In den USA koennen Medien-Junkies, die fernsehen und gleichzeitig im
Internet surfen, ab Ende dieser Woche beides miteinander verbinden.
Der Fernsehapparat sagt dem Computer dann, welche Internet-Seiten er
aufrufen soll. Eine entsprechende Technik hat das US-amerikanische
Unternehmen Digital Convergence entwickelt. Die Befehle aus dem
Fernsehgeraet werden per Audio-Signal an den PC uebermittelt. Das
Verbindungskabel und die noetige Software werden kostenlos ueber den
Elektronikhandel verteilt.

Als erster Fernsehsender wird NBC die neue Technik des so genannten
"Cue TV" im Rahmen einer interaktiven Spielshow einsetzen. Gewinne im
Gesamtwert von ueber 800.000 DM sollen zwei Monate lang die Zuschauer
vor die TV- und PC-Bildschirme locken. Die Mitspieler muessen
allerdings darauf gefasst sein, auch Werbespots auf ihre Computer
gespielt zu bekommen. Mit den Werbeeinnahmen will das Unternehmen
Digital Convergence seine Technik finanzieren.

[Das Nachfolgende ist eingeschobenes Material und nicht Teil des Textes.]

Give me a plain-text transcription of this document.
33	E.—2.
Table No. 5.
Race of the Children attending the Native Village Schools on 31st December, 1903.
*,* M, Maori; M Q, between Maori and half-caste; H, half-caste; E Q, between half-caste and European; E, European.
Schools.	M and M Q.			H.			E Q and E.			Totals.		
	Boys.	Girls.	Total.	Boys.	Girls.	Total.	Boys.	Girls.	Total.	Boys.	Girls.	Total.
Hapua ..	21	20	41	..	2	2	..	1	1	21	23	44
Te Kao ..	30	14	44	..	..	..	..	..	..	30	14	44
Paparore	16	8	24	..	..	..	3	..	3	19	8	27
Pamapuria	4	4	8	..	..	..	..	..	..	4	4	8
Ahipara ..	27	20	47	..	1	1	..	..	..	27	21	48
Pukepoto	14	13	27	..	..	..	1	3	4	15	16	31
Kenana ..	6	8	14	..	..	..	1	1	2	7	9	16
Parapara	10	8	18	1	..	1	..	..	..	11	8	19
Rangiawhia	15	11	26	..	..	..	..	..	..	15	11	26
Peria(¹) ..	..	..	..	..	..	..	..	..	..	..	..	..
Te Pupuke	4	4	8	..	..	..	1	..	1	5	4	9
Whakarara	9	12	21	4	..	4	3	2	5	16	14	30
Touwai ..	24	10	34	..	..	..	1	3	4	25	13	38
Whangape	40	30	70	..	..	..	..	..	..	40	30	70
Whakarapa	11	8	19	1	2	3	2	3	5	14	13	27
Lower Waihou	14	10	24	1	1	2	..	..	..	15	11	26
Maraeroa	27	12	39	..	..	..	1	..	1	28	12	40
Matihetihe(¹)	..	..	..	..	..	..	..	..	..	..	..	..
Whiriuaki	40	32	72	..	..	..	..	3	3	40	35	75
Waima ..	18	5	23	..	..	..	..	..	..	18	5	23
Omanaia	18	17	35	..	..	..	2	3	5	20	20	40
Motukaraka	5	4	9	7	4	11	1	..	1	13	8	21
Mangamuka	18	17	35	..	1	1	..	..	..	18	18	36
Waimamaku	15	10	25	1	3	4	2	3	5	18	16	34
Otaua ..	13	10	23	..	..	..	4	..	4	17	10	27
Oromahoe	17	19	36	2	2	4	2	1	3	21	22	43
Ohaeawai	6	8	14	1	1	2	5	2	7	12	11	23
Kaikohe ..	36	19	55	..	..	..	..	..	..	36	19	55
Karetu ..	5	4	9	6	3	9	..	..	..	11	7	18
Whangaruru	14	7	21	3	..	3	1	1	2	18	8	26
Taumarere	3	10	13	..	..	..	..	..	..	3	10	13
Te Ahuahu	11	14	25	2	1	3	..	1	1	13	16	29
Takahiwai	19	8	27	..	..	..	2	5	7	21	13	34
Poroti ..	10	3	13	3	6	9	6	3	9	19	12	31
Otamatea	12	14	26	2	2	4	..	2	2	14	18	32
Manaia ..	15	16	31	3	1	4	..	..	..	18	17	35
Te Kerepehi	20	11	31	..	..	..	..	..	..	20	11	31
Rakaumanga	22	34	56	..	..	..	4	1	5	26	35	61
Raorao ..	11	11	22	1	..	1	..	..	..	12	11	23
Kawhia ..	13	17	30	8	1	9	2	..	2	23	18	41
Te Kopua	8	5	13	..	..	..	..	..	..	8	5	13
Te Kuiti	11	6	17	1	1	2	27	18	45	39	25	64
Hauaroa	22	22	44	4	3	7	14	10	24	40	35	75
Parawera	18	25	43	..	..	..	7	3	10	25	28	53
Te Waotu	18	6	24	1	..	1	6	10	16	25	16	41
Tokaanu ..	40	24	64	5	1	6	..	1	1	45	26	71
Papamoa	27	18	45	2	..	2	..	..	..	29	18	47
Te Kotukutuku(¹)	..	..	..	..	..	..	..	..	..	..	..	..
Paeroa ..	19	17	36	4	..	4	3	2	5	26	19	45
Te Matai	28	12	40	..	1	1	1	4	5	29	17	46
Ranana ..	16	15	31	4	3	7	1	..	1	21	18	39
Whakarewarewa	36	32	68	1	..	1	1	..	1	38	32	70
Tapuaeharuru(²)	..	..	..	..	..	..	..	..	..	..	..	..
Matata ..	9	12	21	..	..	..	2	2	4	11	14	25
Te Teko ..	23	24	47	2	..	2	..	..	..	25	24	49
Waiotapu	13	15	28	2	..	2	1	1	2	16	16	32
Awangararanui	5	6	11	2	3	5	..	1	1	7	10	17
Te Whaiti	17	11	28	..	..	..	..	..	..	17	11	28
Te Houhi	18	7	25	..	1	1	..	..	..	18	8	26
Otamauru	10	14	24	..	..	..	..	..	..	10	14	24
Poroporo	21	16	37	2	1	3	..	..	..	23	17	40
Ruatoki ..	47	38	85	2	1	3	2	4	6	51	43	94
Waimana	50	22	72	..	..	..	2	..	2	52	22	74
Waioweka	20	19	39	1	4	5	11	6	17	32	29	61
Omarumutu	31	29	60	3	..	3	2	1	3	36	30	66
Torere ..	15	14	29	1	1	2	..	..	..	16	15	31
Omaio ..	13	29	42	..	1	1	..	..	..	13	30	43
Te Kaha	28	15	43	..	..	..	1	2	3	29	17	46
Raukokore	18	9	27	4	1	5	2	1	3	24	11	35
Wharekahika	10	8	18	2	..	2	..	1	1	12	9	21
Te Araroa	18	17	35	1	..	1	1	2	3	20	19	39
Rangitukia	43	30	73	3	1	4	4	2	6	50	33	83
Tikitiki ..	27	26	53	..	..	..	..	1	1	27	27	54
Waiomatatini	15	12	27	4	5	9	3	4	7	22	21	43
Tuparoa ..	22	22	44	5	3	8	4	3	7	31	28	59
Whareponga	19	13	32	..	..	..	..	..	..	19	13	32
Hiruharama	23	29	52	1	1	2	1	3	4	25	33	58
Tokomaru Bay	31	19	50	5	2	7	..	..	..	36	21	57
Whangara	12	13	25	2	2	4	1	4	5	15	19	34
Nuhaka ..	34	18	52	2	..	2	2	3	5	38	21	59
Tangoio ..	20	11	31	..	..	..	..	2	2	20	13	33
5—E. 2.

Die Firma hatte bereits im letzten Jahr fuer negative Schlagzeilen
gesorgt. Damals hatte sie kostenlos den kleinen Handscanner "CueCat"
verteilt. Damit konnten Strichcodes aus Zeitschriften eingelesen
werden, um schneller zu entsprechenden Seiten im Internet zu
gelangen. Nebenbei wurden allerdings die Daten der Nutzer gesammelt,
um ihr Surfverhalten zu ermitteln.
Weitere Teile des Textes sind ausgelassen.